Encrypting a configuration section from code.

private void ProtectSection(string sectionName, string providerName)
{
   Configuration config =
      WebConfigurationManager.OpenWebConfiguration(Request.ApplicationPath);

   if (config != null)
   {
      ConfigurationSection section = config.GetSection(sectionName);
      if (section != null)
      {
         SectionInformation sectionInfo = section.SectionInformation;
         if ((!sectionInfo.IsProtected) && (!sectionInfo.IsLocked))
         {
            sectionInfo.ProtectSection(providerName);
            sectionInfo.ForceSave = true;
            config.Save();
         }
      }
   }
}

Decrypting a configuration section from code.

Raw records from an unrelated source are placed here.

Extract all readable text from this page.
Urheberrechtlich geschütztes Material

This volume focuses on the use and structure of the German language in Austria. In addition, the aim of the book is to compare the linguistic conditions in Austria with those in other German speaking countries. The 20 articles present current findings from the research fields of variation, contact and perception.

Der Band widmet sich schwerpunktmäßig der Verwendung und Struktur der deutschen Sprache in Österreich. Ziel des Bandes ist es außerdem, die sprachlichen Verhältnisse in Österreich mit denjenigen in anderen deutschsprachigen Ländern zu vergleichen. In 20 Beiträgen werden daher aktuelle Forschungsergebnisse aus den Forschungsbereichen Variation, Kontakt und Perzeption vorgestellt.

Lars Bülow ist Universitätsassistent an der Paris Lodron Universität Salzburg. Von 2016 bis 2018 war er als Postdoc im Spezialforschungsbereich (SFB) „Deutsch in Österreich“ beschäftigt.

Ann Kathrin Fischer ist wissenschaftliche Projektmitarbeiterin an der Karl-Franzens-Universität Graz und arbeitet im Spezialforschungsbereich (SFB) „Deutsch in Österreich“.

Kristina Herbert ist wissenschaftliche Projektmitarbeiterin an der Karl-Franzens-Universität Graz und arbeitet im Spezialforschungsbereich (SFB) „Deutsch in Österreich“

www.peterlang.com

private void UnProtectSection(string sectionName)
{
   Configuration config =
      WebConfigurationManager.OpenWebConfiguration(Request.ApplicationPath);

   if (config != null)
   {
      ConfigurationSection section = config.GetSection(sectionName);
      if (section != null)
      {
         SectionInformation sectionInfo = section.SectionInformation;
         if ((sectionInfo.IsProtected) && (!sectionInfo.IsLocked))
         {
            sectionInfo.UnprotectSection();
            sectionInfo.ForceSave = true;
            config.Save();
         }
      }
   }
}

It may at first seem like a tempting proposition to encrypt and decrypt your configuration section data from your own code. However, you should note that in the examples above the Windows identity under which the web application is running requires read access to the RSA key container and write access to the configuration file to perform both the encryption and decryption. It may be possible to grant these permissions in your environment but most web applications will be using anonymous authentication and running in a partial trust environment and will not, typically, have the required permissions.

Conclusion

Encrypting sensitive data in a configuration file will improve the security of your application by making it difficult for an attacker to gain access to the data even if they manage to gain access to the configuration file. The addition of protected configuration providers to the .Net Framework configuration system has made the task of protecting configuration settings a lot easier for developers. The flexibility and extensibility of the system should make it possible to protect configuration data in most applications or systems, although, in some situations you will still have some development work to do.